Posts Tagged ‘digital’

The Perfect Camera

Monday, November 16th, 2020

I recently came across a post on Petapixel, My 10 Year Search for the Perfect Camera Brought Me Back to APS-C written by international photographer and filmmaker based in San Francisco Kien Lam. Although I try to avoid thinking too much about gear, like most photographers I suffer from a considerable amount of insecurity and the feeling that somehow a better camera or lens would improve my work.

It’s a feeling that over the years has led me to buy numerous cameras and lenses, most of which now lie unused in cupboards either because I can’t be bothered to sell them, or because of a feeling that one day I might just take them out and use them again.

Things were rather easier in the days of film, and there were usually what seemed to be very good reasons to change to a new camera. I got fed up with the Zenith B because it was a clunky beast that required so much force to wind on film that it was easy to rip a film in two. Its one camera I didn’t hang on to when I moved to the Olympus OM1, which compared to it seemed an almost perfect camera – and one I used until various bits fell off and I replaced it with an OM4. I still have two of these, to my mind still the most perfect cameras of their type.

But I still bought other cameras. For some types of photography I preferred a rangefinder Leica. Starting with a battered secondhand Leica M2, I later bought a nearly new Minolta CLE, another great camera with decent exposure metering well before Leica’s own. Leica’s shutter was noisy and intrusive compared to the Hexar F, another camera I loved, though its fixed 35mm lens wasn’t quite wide enough. The main problem I had with its silent mode was that I was often not sure if I’d actually taken a picture or not.

Then there were cameras of a more specialist nature, each with their uses. Several swing lens panoramic models, medium format and even 4×5″ cameras, and another favourite, the Hassleblad X-Pan.

The came digital. After some compact cameras I started seriously with the Nikon D100. The pictures were fine but the viewfinder was abysmal, reason enough to upgrade to D70, then the D200 when that came out. Then the D300… Cameras were beginning to seem disposable, each new model offering more pixels. Then came full-frame, and really I should have resisted, but I didn’t. I didn’t really need the extra pixels, but again the viewfinder was better, though I ended up taking a lot of images in DX mode and enjoying being able to view outside the frame lines.

Most of those digital cameras I’ve actually passed on to friends or swapped including the disastrous Leica M8 with its colour problems. It was that swap that really got me into Fuji, with the X Pro1. A nice optical viewfinder but rather poor with lenses outside its range which needed th electronic version.

I’ve still got my Nikon kit, two working bodies, though a couple went beyond economic repair, and various lenses. The D810 is now mainly used to ‘scan’ negatives, though occasionally taken out until the virus lockdown for its low light capability. But I find the kit too heavy for me now, and looked around for a lighter system.

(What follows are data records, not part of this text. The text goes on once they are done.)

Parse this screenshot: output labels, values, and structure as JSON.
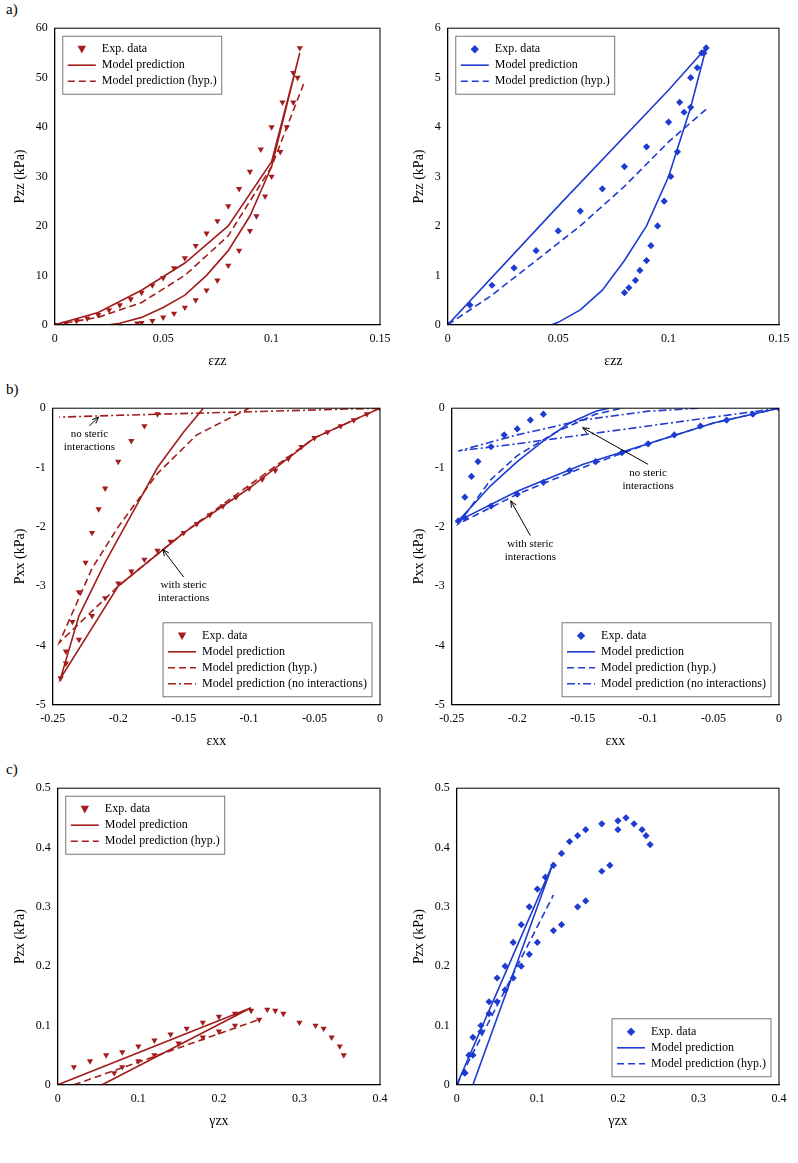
{
  "row_labels": [
    "a)",
    "b)",
    "c)"
  ],
  "chart_data": [
    {
      "type": "scatter",
      "x_label": "εzz",
      "y_label": "Pzz (kPa)",
      "grid": false,
      "legend": "upper left",
      "xlim": [
        0,
        0.15
      ],
      "xticks": [
        0,
        0.05,
        0.1,
        0.15
      ],
      "ylim": [
        0,
        60
      ],
      "yticks": [
        0,
        10,
        20,
        30,
        40,
        50,
        60
      ],
      "series": [
        {
          "name": "Exp. data",
          "type": "scatter",
          "marker": "triangle_down",
          "color": "#a31d1d",
          "x": [
            0,
            0.005,
            0.01,
            0.015,
            0.02,
            0.025,
            0.03,
            0.035,
            0.04,
            0.045,
            0.05,
            0.055,
            0.06,
            0.065,
            0.07,
            0.075,
            0.08,
            0.085,
            0.09,
            0.095,
            0.1,
            0.105,
            0.11,
            0.113,
            0.112,
            0.11,
            0.107,
            0.104,
            0.1,
            0.097,
            0.093,
            0.09,
            0.085,
            0.08,
            0.075,
            0.07,
            0.065,
            0.06,
            0.055,
            0.05,
            0.045,
            0.04,
            0.038
          ],
          "values": [
            0,
            0.3,
            0.8,
            1.3,
            2,
            3,
            4,
            5.2,
            6.5,
            8,
            9.5,
            11.5,
            13.5,
            16,
            18.5,
            21,
            24,
            27.5,
            31,
            35.5,
            40,
            45,
            51,
            56,
            50,
            45,
            40,
            35,
            30,
            26,
            22,
            19,
            15,
            12,
            9,
            7,
            5,
            3.5,
            2.3,
            1.5,
            0.8,
            0.4,
            0.3
          ]
        },
        {
          "name": "Model prediction",
          "type": "line",
          "line_style": "solid",
          "color": "#a31d1d",
          "x": [
            0,
            0.02,
            0.04,
            0.06,
            0.08,
            0.1,
            0.113,
            0.1,
            0.09,
            0.08,
            0.07,
            0.06,
            0.05,
            0.04,
            0.03,
            0.025
          ],
          "values": [
            0,
            2.5,
            7,
            12.5,
            20,
            33,
            55,
            32,
            22,
            15,
            10,
            6,
            3.5,
            1.5,
            0.3,
            0
          ]
        },
        {
          "name": "Model prediction (hyp.)",
          "type": "line",
          "line_style": "dashed",
          "color": "#a31d1d",
          "x": [
            0,
            0.02,
            0.04,
            0.06,
            0.08,
            0.1,
            0.115
          ],
          "values": [
            0,
            1.5,
            4.5,
            10,
            18,
            32,
            49
          ]
        }
      ]
    },
    {
      "type": "scatter",
      "x_label": "εzz",
      "y_label": "Pzz (kPa)",
      "grid": false,
      "legend": "upper left",
      "xlim": [
        0,
        0.15
      ],
      "xticks": [
        0,
        0.05,
        0.1,
        0.15
      ],
      "ylim": [
        0,
        6
      ],
      "yticks": [
        0,
        1,
        2,
        3,
        4,
        5,
        6
      ],
      "series": [
        {
          "name": "Exp. data",
          "type": "scatter",
          "marker": "diamond",
          "color": "#1f3cd1",
          "x": [
            0,
            0.01,
            0.02,
            0.03,
            0.04,
            0.05,
            0.06,
            0.07,
            0.08,
            0.09,
            0.1,
            0.105,
            0.11,
            0.115,
            0.117,
            0.116,
            0.113,
            0.11,
            0.107,
            0.104,
            0.101,
            0.098,
            0.095,
            0.092,
            0.09,
            0.087,
            0.085,
            0.082,
            0.08
          ],
          "values": [
            0,
            0.4,
            0.8,
            1.15,
            1.5,
            1.9,
            2.3,
            2.75,
            3.2,
            3.6,
            4.1,
            4.5,
            5,
            5.5,
            5.6,
            5.5,
            5.2,
            4.4,
            4.3,
            3.5,
            3.0,
            2.5,
            2.0,
            1.6,
            1.3,
            1.1,
            0.9,
            0.75,
            0.65
          ]
        },
        {
          "name": "Model prediction",
          "type": "line",
          "line_style": "solid",
          "color": "#1f3cd1",
          "x": [
            0,
            0.05,
            0.1,
            0.117,
            0.11,
            0.1,
            0.09,
            0.08,
            0.07,
            0.06,
            0.05,
            0.047
          ],
          "values": [
            0,
            2.4,
            4.75,
            5.6,
            4.4,
            3.0,
            2.0,
            1.3,
            0.7,
            0.3,
            0.05,
            0
          ]
        },
        {
          "name": "Model prediction (hyp.)",
          "type": "line",
          "line_style": "dashed",
          "color": "#1f3cd1",
          "x": [
            0,
            0.02,
            0.04,
            0.06,
            0.08,
            0.1,
            0.118
          ],
          "values": [
            0,
            0.6,
            1.3,
            2.0,
            2.8,
            3.7,
            4.4
          ]
        }
      ]
    },
    {
      "type": "scatter",
      "x_label": "εxx",
      "y_label": "Pxx (kPa)",
      "grid": false,
      "legend": "lower right",
      "xlim": [
        -0.25,
        0
      ],
      "xticks": [
        -0.25,
        -0.2,
        -0.15,
        -0.1,
        -0.05,
        0
      ],
      "ylim": [
        -5,
        0
      ],
      "yticks": [
        -5,
        -4,
        -3,
        -2,
        -1,
        0
      ],
      "series": [
        {
          "name": "Exp. data",
          "type": "scatter",
          "marker": "triangle_down",
          "color": "#a31d1d",
          "x": [
            0,
            -0.01,
            -0.02,
            -0.03,
            -0.04,
            -0.05,
            -0.06,
            -0.07,
            -0.08,
            -0.09,
            -0.1,
            -0.11,
            -0.12,
            -0.13,
            -0.14,
            -0.15,
            -0.16,
            -0.17,
            -0.18,
            -0.19,
            -0.2,
            -0.21,
            -0.22,
            -0.23,
            -0.24,
            -0.244,
            -0.24,
            -0.235,
            -0.23,
            -0.225,
            -0.22,
            -0.215,
            -0.21,
            -0.2,
            -0.19,
            -0.18,
            -0.17
          ],
          "values": [
            0,
            -0.1,
            -0.2,
            -0.3,
            -0.4,
            -0.5,
            -0.65,
            -0.85,
            -1.05,
            -1.2,
            -1.35,
            -1.5,
            -1.65,
            -1.8,
            -1.95,
            -2.1,
            -2.25,
            -2.4,
            -2.55,
            -2.75,
            -2.95,
            -3.2,
            -3.5,
            -3.9,
            -4.3,
            -4.55,
            -4.1,
            -3.6,
            -3.1,
            -2.6,
            -2.1,
            -1.7,
            -1.35,
            -0.9,
            -0.55,
            -0.3,
            -0.1
          ]
        },
        {
          "name": "Model prediction",
          "type": "line",
          "line_style": "solid",
          "color": "#a31d1d",
          "x": [
            0,
            -0.05,
            -0.1,
            -0.15,
            -0.2,
            -0.244,
            -0.23,
            -0.21,
            -0.19,
            -0.17,
            -0.15,
            -0.135
          ],
          "values": [
            0,
            -0.5,
            -1.35,
            -2.1,
            -3.0,
            -4.55,
            -3.5,
            -2.6,
            -1.8,
            -1.0,
            -0.4,
            0
          ]
        },
        {
          "name": "Model prediction (hyp.)",
          "type": "line",
          "line_style": "dashed",
          "color": "#a31d1d",
          "x": [
            0,
            -0.05,
            -0.1,
            -0.15,
            -0.2,
            -0.245,
            -0.22,
            -0.2,
            -0.17,
            -0.14,
            -0.1
          ],
          "values": [
            0,
            -0.5,
            -1.3,
            -2.1,
            -3.0,
            -3.95,
            -2.7,
            -2.0,
            -1.1,
            -0.45,
            0
          ]
        },
        {
          "name": "Model prediction (no interactions)",
          "type": "line",
          "line_style": "dashdot",
          "color": "#a31d1d",
          "x": [
            0,
            -0.1,
            -0.2,
            -0.245
          ],
          "values": [
            0,
            -0.06,
            -0.12,
            -0.15
          ]
        }
      ],
      "annotations": [
        {
          "text": "no steric interactions",
          "x": -0.222,
          "y": -0.55,
          "arrow_x": -0.215,
          "arrow_y": -0.15
        },
        {
          "text": "with steric interactions",
          "x": -0.15,
          "y": -3.1,
          "arrow_x": -0.166,
          "arrow_y": -2.38
        }
      ]
    },
    {
      "type": "scatter",
      "x_label": "εxx",
      "y_label": "Pxx (kPa)",
      "grid": false,
      "legend": "lower right",
      "xlim": [
        -0.25,
        0
      ],
      "xticks": [
        -0.25,
        -0.2,
        -0.15,
        -0.1,
        -0.05,
        0
      ],
      "ylim": [
        -5,
        0
      ],
      "yticks": [
        -5,
        -4,
        -3,
        -2,
        -1,
        0
      ],
      "series": [
        {
          "name": "Exp. data",
          "type": "scatter",
          "marker": "diamond",
          "color": "#1f3cd1",
          "x": [
            0,
            -0.02,
            -0.04,
            -0.06,
            -0.08,
            -0.1,
            -0.12,
            -0.14,
            -0.16,
            -0.18,
            -0.2,
            -0.22,
            -0.24,
            -0.245,
            -0.24,
            -0.235,
            -0.23,
            -0.22,
            -0.21,
            -0.2,
            -0.19,
            -0.18
          ],
          "values": [
            0,
            -0.1,
            -0.2,
            -0.3,
            -0.45,
            -0.6,
            -0.75,
            -0.9,
            -1.05,
            -1.25,
            -1.45,
            -1.65,
            -1.85,
            -1.9,
            -1.5,
            -1.15,
            -0.9,
            -0.65,
            -0.45,
            -0.35,
            -0.2,
            -0.1
          ]
        },
        {
          "name": "Model prediction",
          "type": "line",
          "line_style": "solid",
          "color": "#1f3cd1",
          "x": [
            0,
            -0.05,
            -0.1,
            -0.15,
            -0.2,
            -0.245,
            -0.22,
            -0.2,
            -0.18,
            -0.16,
            -0.14,
            -0.13
          ],
          "values": [
            0,
            -0.25,
            -0.6,
            -0.95,
            -1.4,
            -1.9,
            -1.3,
            -0.9,
            -0.55,
            -0.25,
            -0.05,
            0
          ]
        },
        {
          "name": "Model prediction (hyp.)",
          "type": "line",
          "line_style": "dashed",
          "color": "#1f3cd1",
          "x": [
            0,
            -0.05,
            -0.1,
            -0.15,
            -0.2,
            -0.245,
            -0.22,
            -0.2,
            -0.17,
            -0.14,
            -0.12
          ],
          "values": [
            0,
            -0.25,
            -0.6,
            -1.0,
            -1.45,
            -1.95,
            -1.2,
            -0.8,
            -0.4,
            -0.1,
            0
          ]
        },
        {
          "name": "Model prediction (no interactions)",
          "type": "line",
          "line_style": "dashdot",
          "color": "#1f3cd1",
          "x": [
            0,
            -0.05,
            -0.1,
            -0.15,
            -0.2,
            -0.245,
            -0.2,
            -0.15,
            -0.1,
            -0.06
          ],
          "values": [
            0,
            -0.15,
            -0.3,
            -0.45,
            -0.6,
            -0.72,
            -0.45,
            -0.2,
            -0.05,
            0
          ]
        }
      ],
      "annotations": [
        {
          "text": "no steric interactions",
          "x": -0.1,
          "y": -1.2,
          "arrow_x": -0.15,
          "arrow_y": -0.33
        },
        {
          "text": "with steric interactions",
          "x": -0.19,
          "y": -2.4,
          "arrow_x": -0.205,
          "arrow_y": -1.56
        }
      ]
    },
    {
      "type": "scatter",
      "x_label": "γzx",
      "y_label": "Pzx (kPa)",
      "grid": false,
      "legend": "upper left",
      "xlim": [
        0,
        0.4
      ],
      "xticks": [
        0,
        0.1,
        0.2,
        0.3,
        0.4
      ],
      "ylim": [
        0,
        0.5
      ],
      "yticks": [
        0,
        0.1,
        0.2,
        0.3,
        0.4,
        0.5
      ],
      "series": [
        {
          "name": "Exp. data",
          "type": "scatter",
          "marker": "triangle_down",
          "color": "#a31d1d",
          "x": [
            0.02,
            0.04,
            0.06,
            0.08,
            0.1,
            0.12,
            0.14,
            0.16,
            0.18,
            0.2,
            0.22,
            0.24,
            0.26,
            0.27,
            0.28,
            0.3,
            0.32,
            0.33,
            0.34,
            0.35,
            0.355,
            0.25,
            0.22,
            0.2,
            0.18,
            0.15,
            0.12,
            0.1,
            0.08,
            0.07
          ],
          "values": [
            0.03,
            0.04,
            0.05,
            0.055,
            0.065,
            0.075,
            0.085,
            0.095,
            0.105,
            0.115,
            0.12,
            0.125,
            0.127,
            0.125,
            0.12,
            0.105,
            0.1,
            0.095,
            0.08,
            0.065,
            0.05,
            0.11,
            0.1,
            0.09,
            0.08,
            0.07,
            0.05,
            0.04,
            0.03,
            0.02
          ]
        },
        {
          "name": "Model prediction",
          "type": "line",
          "line_style": "solid",
          "color": "#a31d1d",
          "x": [
            0,
            0.24,
            0.055
          ],
          "values": [
            0,
            0.13,
            0
          ]
        },
        {
          "name": "Model prediction (hyp.)",
          "type": "line",
          "line_style": "dashed",
          "color": "#a31d1d",
          "x": [
            0.02,
            0.25
          ],
          "values": [
            0,
            0.11
          ]
        }
      ]
    },
    {
      "type": "scatter",
      "x_label": "γzx",
      "y_label": "Pzx (kPa)",
      "grid": false,
      "legend": "lower right",
      "xlim": [
        0,
        0.4
      ],
      "xticks": [
        0,
        0.1,
        0.2,
        0.3,
        0.4
      ],
      "ylim": [
        0,
        0.5
      ],
      "yticks": [
        0,
        0.1,
        0.2,
        0.3,
        0.4,
        0.5
      ],
      "series": [
        {
          "name": "Exp. data",
          "type": "scatter",
          "marker": "diamond",
          "color": "#1f3cd1",
          "x": [
            0,
            0.01,
            0.015,
            0.02,
            0.03,
            0.04,
            0.05,
            0.06,
            0.07,
            0.08,
            0.09,
            0.1,
            0.11,
            0.12,
            0.13,
            0.14,
            0.15,
            0.16,
            0.18,
            0.2,
            0.21,
            0.22,
            0.23,
            0.235,
            0.24,
            0.2,
            0.19,
            0.18,
            0.16,
            0.15,
            0.13,
            0.12,
            0.1,
            0.09,
            0.08,
            0.07,
            0.06,
            0.05,
            0.04,
            0.03,
            0.02,
            0.01
          ],
          "values": [
            0,
            0.02,
            0.05,
            0.08,
            0.1,
            0.14,
            0.18,
            0.2,
            0.24,
            0.27,
            0.3,
            0.33,
            0.35,
            0.37,
            0.39,
            0.41,
            0.42,
            0.43,
            0.44,
            0.445,
            0.45,
            0.44,
            0.43,
            0.42,
            0.405,
            0.43,
            0.37,
            0.36,
            0.31,
            0.3,
            0.27,
            0.26,
            0.24,
            0.22,
            0.2,
            0.18,
            0.16,
            0.14,
            0.12,
            0.09,
            0.05,
            0.02
          ]
        },
        {
          "name": "Model prediction",
          "type": "line",
          "line_style": "solid",
          "color": "#1f3cd1",
          "x": [
            0,
            0.12,
            0.02
          ],
          "values": [
            0,
            0.375,
            0
          ]
        },
        {
          "name": "Model prediction (hyp.)",
          "type": "line",
          "line_style": "dashed",
          "color": "#1f3cd1",
          "x": [
            0,
            0.12
          ],
          "values": [
            0,
            0.32
          ]
        }
      ]
    }
  ]
}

For a while I used an Olympus OM-D E-M5 Mark II which seemed in some ways very similar to my old and well-loved OM film cameras. Some fine lenses – both Olympus and Panasonic Leica – but just occasionally I felt there was something lacking in the images from the smaller sensor.

Eventually I went back to APS-C, and like Kien Lam to Fuji, though to the less expensive options of a Fuji XT-1 and an XT-30. It was the latter than decided it for me, roughly as small and as light as the Olympus, and I bought it rather than commit to Olympus by buying a second Olympus body. Unlike Kien Lam I’m not searching for a perfect camera, and I certainly spend a lot of time swearing at the Fuji cameras with their complicated buttons and menus. But the lenses are excellent (though some are rather expensive) and I’ve yet to find myself thinking that any particular image would have been better on full-frame.